Kawungithengelanga amakha ekhane anuka mnandi, kumbe wangisuthisa ngamahwahwa emihlatshelo yakho. Kodwa ungikhathazile ngezono zakho njalo wangidinisa ngezinengiso zakho.
25 Ik, Ik ben het, Die uw overtredingen uitdelg, om Mijnentwil, en Ik gedenk uwer zonden niet.
Mina, mina uqobo, nginguye owesula iziphambeko zakho ngenxa yami, ngingabe ngisazikhumbula futhi izono zakho.
26 Maakt Mij indachtig, laat ons te zamen richten, vertelt gij uw redenen, opdat gij moogt gerechtvaardigd worden.
Ngikhumbuza ngesikhathi esedlulayo, sibonisane ngaleyondaba ulandise ngoba msulwa kwakho.

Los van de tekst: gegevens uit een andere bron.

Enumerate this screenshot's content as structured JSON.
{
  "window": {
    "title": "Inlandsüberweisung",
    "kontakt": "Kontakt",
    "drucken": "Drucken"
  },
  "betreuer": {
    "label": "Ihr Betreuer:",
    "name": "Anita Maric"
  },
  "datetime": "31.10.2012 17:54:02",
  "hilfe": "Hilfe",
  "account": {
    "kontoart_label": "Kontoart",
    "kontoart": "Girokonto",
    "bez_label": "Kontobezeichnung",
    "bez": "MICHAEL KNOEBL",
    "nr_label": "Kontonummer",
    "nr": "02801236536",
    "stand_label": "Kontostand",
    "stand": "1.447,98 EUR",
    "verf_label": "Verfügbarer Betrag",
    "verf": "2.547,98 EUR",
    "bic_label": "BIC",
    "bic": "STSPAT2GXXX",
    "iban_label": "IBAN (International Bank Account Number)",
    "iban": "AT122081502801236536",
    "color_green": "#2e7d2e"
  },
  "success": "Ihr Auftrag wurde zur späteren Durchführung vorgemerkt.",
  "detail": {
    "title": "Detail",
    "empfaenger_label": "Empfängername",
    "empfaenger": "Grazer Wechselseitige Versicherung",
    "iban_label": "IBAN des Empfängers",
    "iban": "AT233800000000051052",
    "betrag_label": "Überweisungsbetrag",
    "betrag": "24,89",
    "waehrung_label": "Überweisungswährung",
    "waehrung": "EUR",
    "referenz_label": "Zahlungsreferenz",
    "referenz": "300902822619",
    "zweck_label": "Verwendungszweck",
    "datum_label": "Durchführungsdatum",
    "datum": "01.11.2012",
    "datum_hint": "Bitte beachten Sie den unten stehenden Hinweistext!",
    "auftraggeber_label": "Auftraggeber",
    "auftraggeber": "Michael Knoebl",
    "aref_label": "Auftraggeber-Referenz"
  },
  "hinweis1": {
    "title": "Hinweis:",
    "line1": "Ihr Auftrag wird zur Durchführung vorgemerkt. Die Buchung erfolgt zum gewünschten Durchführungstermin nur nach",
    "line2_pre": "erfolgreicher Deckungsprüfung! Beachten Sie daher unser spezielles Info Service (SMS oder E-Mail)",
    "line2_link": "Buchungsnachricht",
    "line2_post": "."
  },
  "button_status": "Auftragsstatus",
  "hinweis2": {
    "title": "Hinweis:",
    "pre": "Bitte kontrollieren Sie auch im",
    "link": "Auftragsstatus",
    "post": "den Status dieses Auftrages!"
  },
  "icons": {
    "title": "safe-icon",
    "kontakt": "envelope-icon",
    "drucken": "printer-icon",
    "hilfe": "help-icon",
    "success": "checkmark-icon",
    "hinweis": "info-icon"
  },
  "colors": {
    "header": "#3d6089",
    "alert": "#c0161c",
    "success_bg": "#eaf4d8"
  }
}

27 Uw eerste vader heeft gezondigd, en uw uitleggers hebben tegen Mij overtreden.
Ukhokho wakho wokuqala wona; labakhulumeli bakho bangihlamukela.
28 Daarom zal Ik de oversten des heiligdoms ontheiligen, en Jakob ten ban overgeven, en Israel tot beschimpingen.
Ngakho izikhulu zethempelini lakho ngizaziyangisa; nginikele uJakhobe ekubhujisweni lo-Israyeli ekweyisweni.”